As a rule, the Court recognizes the prerogative of the employer to order merely payment backwages plus separation pay in lieu of reinstatement even when the employee was eventually cleared of the charges, where relations between employer and the employee are so strained or where an employee would no longer be useful because his employer has lost trust and confidence in him. However, this rule is not without exception. In the case of Sibal v. Notre Dame of Greater Manila, 182 SCRA 538, the Court held:
. . . Clearly, therefore, when the assailed NLRC decision was rendered on April 11, 1986, the alleged "strained relations" or "irritant factors" which the Labor Arbiter capitalized on had been totally eliminated. Respondent NLRC obviously failed to consider this and thus perpetrated the error committed by the Labor Arbiter in her prior decision. The eventual replacement of Fr. Garcia all the more confirmed the discretionary and oppressive treatment which he gave petitioner. The dissenting NLRC Commissioner aptly observed thus: Moreover, it should be emphasized that no strained relations should arise from a valid and legal act of asserting one's right, such as in the instant case, for otherwise, an employee who still asserts his/her separation pay on the pretext that his/her relationship with his/her employer and already become strained relations in order that it may justify the award of separation pay in lieu of resinstatement with backwages should be such that they are so compelling, and so serious. . . . (pp. 164-165, Rollo)
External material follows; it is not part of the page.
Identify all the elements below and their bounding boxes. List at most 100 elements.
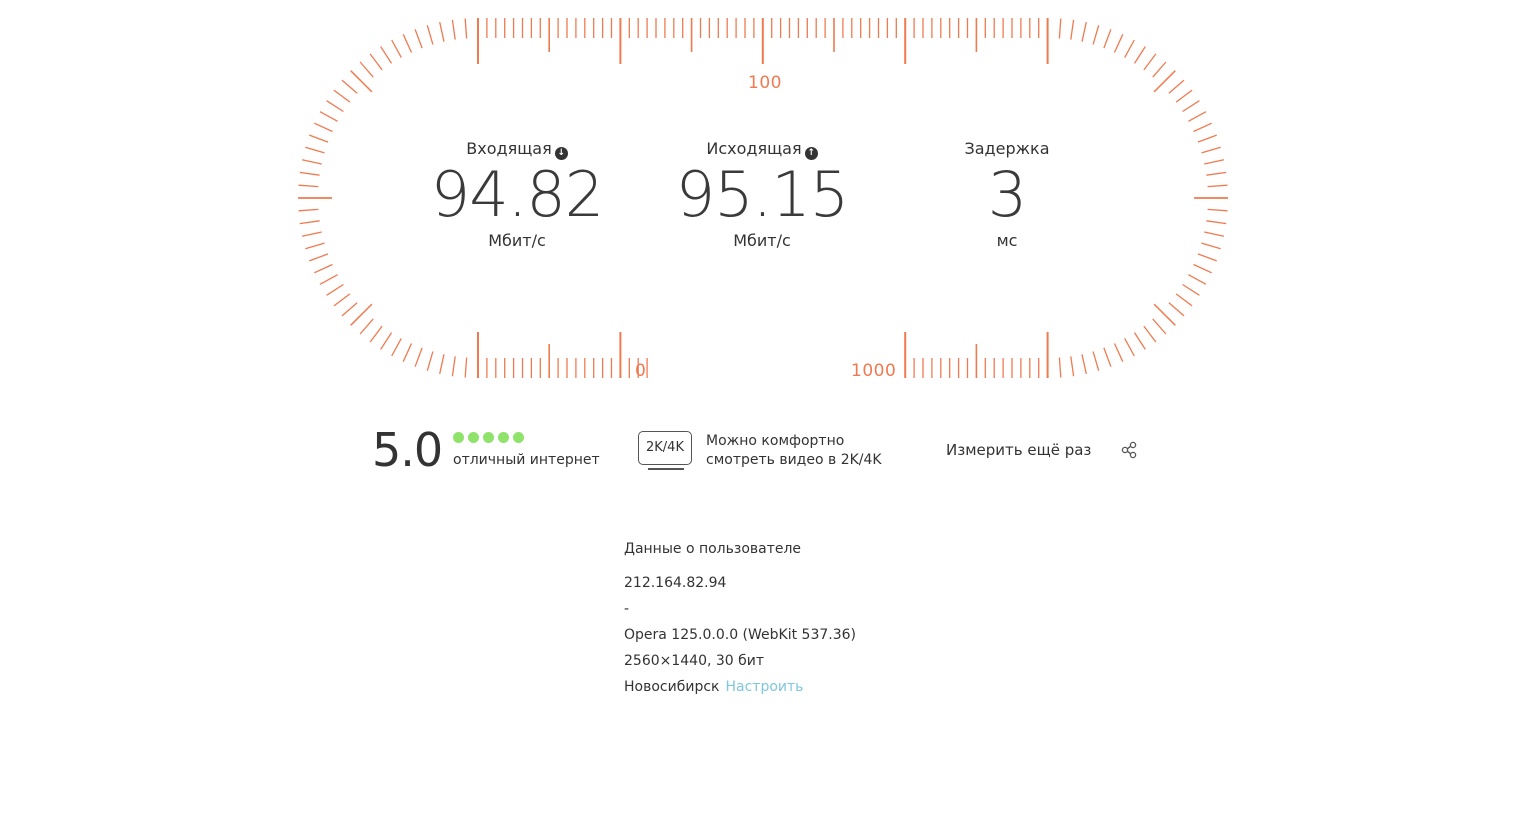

As above-stated, private respondent was illegally terminated because (a) the Board of Directors had no authority to terminate her and (b) the charges or offenses imputed against her were not substantiated and that private respondent was not guilty thereof. But she was not reinstated because of animosity giving rise to a strained relationship between Rolando Romero (the Board President) and the former. However, during the pendency of the motion for reconsideration before the NLRC, Rolando Romero died. Hence, the NLRC realizing that the obstacle to reinstate private respondent to her former position is already removed, modified its decision and ordered her reinstatement. This ruling is conformable to the aforecited case of Sibal v. Notre Dame of Greater Manila (supra). We therefore sustain the same. Besides, we rule that private respondent's termination can only be made by the General Assembly and not by the Board of Directors. To pay her separation pay instead of reinstatement would in effect validate her termination which was not authorized and illegal. If petitioner believes that private respondent's continued stay would be most detrimental to the cooperative, let them present the matter to the General Assembly, in accordance with petitioner's constitution and by-laws.
WHEREFORE, for lack of merit, the petition is DISMISSED. The assailed Decision and Resolution of the respondent NLRC are AFFIRMED.
Costs against petitioner.
SO ORDERED.
Melencio-Herrera, Padilla, Regalado and Nocon, JJ., concur.